Trump is creating an environment where public policy and regulatory governance of media companies can be used as a weapon and perceived critics are dumped, apparently even for telling jokes.
But what the president is doing in America has at some level long been the habit of Australian state and federal politicians. And few have called them out.
Like Trump, Australian politicians have black-banned and publicly berated unfriendly reporters and commentators. They have attempted to have their critics sacked. They have used policies as a weapon of intimidation.
There’s no question Trump’s attack on comedian Jimmy Kimmel and subsequent comments that others will be next threatens free speech and the role of the media in a healthy democracy. But even his attempt to humiliate and intimidate ABC journalist John Lyons during a press conference on the White House lawns evoked memories of at least two Australian prime ministers who could eviscerate a questioner with a sentence.

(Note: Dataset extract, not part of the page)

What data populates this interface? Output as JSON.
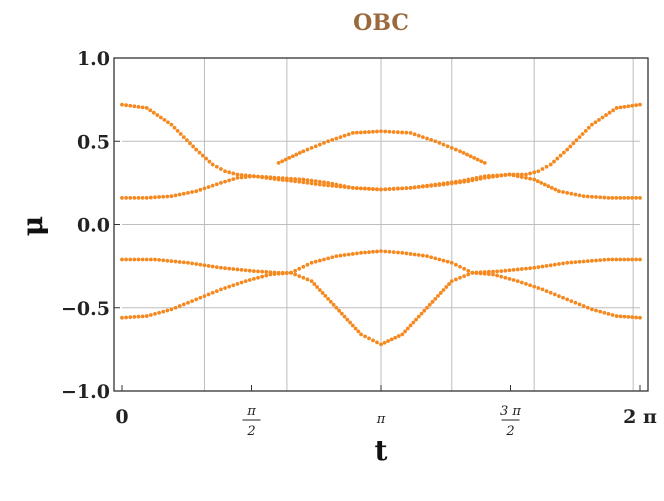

Of the main parties, Labor has the champion haters. In 1986, the Hawke government threw the media into chaos when it changed ownership laws at least in part to silence a critic – The Herald, which at the time was part of the HWT group. That change handed a perceived “mate”, Rupert Murdoch, 70 per cent of newspaper circulation in Australia.
I was told that in those heated days, one minister took copies of an editorial I had written as editor of The Herald into cabinet to prove the paper deserved to be dealt with. The perception within Labor at the time was that Murdoch and News Corp would be more friendly. How does that look now? Murdoch is a businessman first and last, and nobody’s mate.

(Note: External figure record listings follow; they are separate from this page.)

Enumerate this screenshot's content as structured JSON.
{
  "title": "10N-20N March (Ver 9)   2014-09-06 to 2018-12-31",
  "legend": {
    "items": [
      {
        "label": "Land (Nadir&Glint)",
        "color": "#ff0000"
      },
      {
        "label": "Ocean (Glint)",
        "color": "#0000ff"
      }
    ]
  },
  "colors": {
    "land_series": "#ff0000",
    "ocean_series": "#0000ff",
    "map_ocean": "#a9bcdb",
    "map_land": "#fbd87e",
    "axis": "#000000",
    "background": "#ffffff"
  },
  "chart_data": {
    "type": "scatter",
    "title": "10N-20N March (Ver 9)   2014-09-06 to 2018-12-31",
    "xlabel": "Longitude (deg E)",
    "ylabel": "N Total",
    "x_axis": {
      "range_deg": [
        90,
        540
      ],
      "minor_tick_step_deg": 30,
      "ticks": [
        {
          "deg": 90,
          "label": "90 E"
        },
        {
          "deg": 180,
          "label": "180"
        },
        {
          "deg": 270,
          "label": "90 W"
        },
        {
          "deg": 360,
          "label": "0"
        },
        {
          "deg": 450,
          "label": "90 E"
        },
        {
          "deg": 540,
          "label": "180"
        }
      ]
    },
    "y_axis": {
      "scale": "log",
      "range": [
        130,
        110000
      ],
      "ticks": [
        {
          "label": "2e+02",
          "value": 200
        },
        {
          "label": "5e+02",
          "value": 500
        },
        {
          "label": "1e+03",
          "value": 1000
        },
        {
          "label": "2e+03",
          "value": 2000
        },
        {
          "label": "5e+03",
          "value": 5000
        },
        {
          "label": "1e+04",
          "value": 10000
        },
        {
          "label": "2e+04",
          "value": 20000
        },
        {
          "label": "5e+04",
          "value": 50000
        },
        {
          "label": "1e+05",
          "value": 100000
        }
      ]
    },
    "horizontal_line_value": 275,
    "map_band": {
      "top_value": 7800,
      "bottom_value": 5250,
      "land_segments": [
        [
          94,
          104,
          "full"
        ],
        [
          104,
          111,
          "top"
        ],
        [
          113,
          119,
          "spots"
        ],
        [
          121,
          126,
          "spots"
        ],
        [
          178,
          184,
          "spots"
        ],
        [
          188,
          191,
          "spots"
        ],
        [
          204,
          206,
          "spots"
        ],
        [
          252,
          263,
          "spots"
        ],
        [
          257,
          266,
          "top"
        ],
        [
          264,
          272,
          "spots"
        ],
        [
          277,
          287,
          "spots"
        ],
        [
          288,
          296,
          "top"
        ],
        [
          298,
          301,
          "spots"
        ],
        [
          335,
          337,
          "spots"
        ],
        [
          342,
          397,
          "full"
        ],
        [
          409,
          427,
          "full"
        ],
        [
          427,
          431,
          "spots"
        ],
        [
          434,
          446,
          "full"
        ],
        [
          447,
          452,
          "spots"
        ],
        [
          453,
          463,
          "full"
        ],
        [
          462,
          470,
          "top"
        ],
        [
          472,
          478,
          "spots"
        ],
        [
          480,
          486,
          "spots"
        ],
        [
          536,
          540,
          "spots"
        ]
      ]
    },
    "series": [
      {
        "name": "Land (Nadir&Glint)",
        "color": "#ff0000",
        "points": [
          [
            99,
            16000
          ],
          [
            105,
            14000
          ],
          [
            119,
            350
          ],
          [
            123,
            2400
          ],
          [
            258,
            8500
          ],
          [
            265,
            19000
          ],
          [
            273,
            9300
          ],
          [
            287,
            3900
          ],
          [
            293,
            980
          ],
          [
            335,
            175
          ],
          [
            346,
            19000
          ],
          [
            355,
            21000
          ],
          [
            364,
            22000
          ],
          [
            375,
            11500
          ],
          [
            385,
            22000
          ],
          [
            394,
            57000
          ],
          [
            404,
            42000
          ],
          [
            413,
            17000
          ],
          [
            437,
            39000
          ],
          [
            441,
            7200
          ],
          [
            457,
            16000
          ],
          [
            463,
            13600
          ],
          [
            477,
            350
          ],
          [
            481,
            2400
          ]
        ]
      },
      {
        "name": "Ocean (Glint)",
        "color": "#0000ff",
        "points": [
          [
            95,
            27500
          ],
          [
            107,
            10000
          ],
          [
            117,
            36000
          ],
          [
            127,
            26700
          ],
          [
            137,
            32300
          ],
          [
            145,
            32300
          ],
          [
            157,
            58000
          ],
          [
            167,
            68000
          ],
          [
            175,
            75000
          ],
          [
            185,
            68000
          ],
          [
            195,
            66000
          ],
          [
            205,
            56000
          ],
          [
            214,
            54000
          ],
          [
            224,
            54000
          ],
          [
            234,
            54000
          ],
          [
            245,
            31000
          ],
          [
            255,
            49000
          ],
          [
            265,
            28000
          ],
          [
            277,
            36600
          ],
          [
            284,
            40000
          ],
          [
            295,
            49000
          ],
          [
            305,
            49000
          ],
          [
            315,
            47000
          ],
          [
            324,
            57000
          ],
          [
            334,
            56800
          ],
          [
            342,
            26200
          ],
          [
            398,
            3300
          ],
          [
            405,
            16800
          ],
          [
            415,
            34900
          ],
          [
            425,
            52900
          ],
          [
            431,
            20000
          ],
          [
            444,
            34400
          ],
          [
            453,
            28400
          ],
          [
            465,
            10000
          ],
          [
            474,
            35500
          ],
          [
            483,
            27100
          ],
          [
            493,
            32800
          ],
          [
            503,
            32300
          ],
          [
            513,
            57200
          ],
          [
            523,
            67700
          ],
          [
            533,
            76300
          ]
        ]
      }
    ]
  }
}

A few years later on radio, I interviewed one of the Labor men who had been instrumental in that carnage. Seconds before we went to air, he told me to watch myself, saying something like, “I fixed you up at The Herald, and I’ll do it again here.” Later, the same politician called the station’s managers and demanded I be sacked over another matter. I wasn’t.

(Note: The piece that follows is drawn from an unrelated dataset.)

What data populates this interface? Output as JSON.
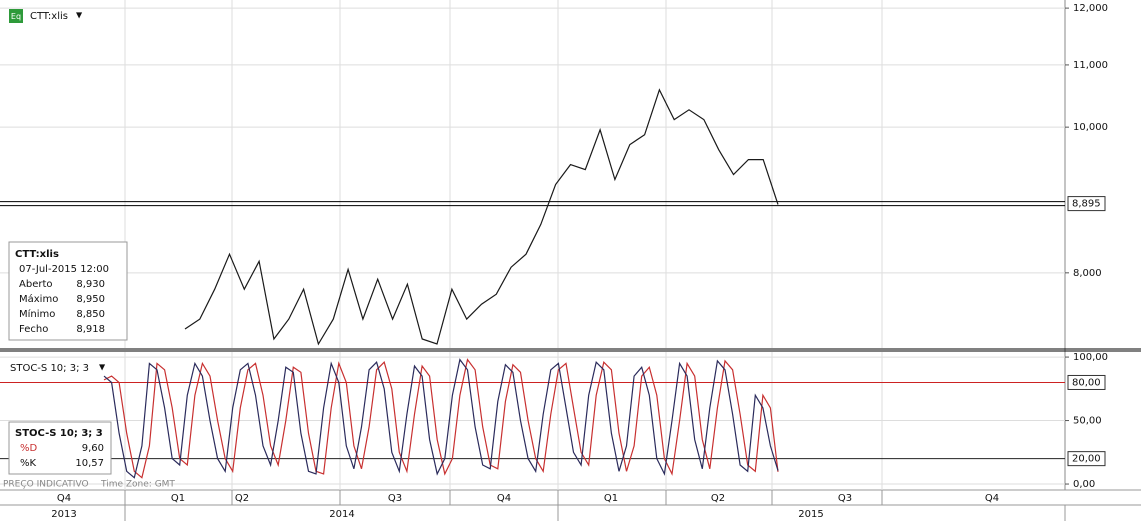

This was far from being a one-off. There was a string of similar encounters I vividly remember, where I was punished by politicians from both sides of politics and refused interviews because they didn’t like my line of questioning. Though some names are omitted, believe me, you know them.
Bob Hawke put me in the freezer for years when he was PM. He threw defamation writs around freely and was famous for savaging journalists publicly if he objected to their questions. When he did finally relent, and I got the chance to ask him why he had blacklisted me, his reply was: “I am not in the business of gazing into your navel.” Classic Hawke.
Other black bans included those from Paul Keating, Scott Morrison, Julie Bishop, Julia Gillard, Bill Shorten, Daniel Andrews – and his entire cabinet. Another prime minister called me to their office to tell me the only way their ban would be lifted were if I behaved myself. It was like a “debate” with a petulant child.
Of course, politicians are entitled to speak with whom they like. But it was a strategy either to avoid a line of questioning or attempt to intimidate a critic. And it was never subtle.
Morrison was upset because I questioned the immigration figures in his budget when he was treasurer, and became unavailable. Bishop made a fool of herself during an election campaign by not understanding the superannuation policies, so I was banned. Shorten thought I was too dangerous, even though he had trusted me for years. He banned me for his entire period as leader.
As premier, Jeff Kennett had a reputation as a super bully, but at least it was upfront, usually in public, and finished with “have a nice day”. Compared with Andrews, who could hold seminars on political bullying, he was gentle.
During his tenure as premier, Andrews was accused of going as far as checking the mobile phones of cabinet members to see who was leaking. His strategy worked, illustrated by how many in the media and Labor didn’t manage to discover his failings until after he left.
This is not to whinge. There will always be – and should always be – a combative relationship between the media and politicians. Media owners and journalists must be accountable.
For many, it is a tough call to decide who to distrust more: politicians such as Trump, or a media that at times is itself manipulative and dishonest.
The point is not that commercial and personal pressure is applied; it has always been, and will be again. Governments in particular are huge advertisers. That carries financial power.
Politicians on both sides will always try to intimidate or neuter or con the media. In Australia, one politician called an editor and said that if the paper didn’t toe the line, they could forget any hope of defamation law reforms. In the US, Meta chief Mark Zuckerberg said that when the Democrats were in power, government officials would frequently ring his people and “scream and curse”, demanding to have material removed.
The swirl of self-righteousness around Donald Trump is well-meaning, but at times naive.
What matters now is not only that the president wants to make unfavourable stories about himself “illegal”, but how proprietors and journalists react to such acts of thuggery. Even in this country.
Neil Mitchell is host of the podcast Neil Mitchell Asks Why? He is a former 3AW radio host, and was previously the editor of The Herald and news executive for The Age.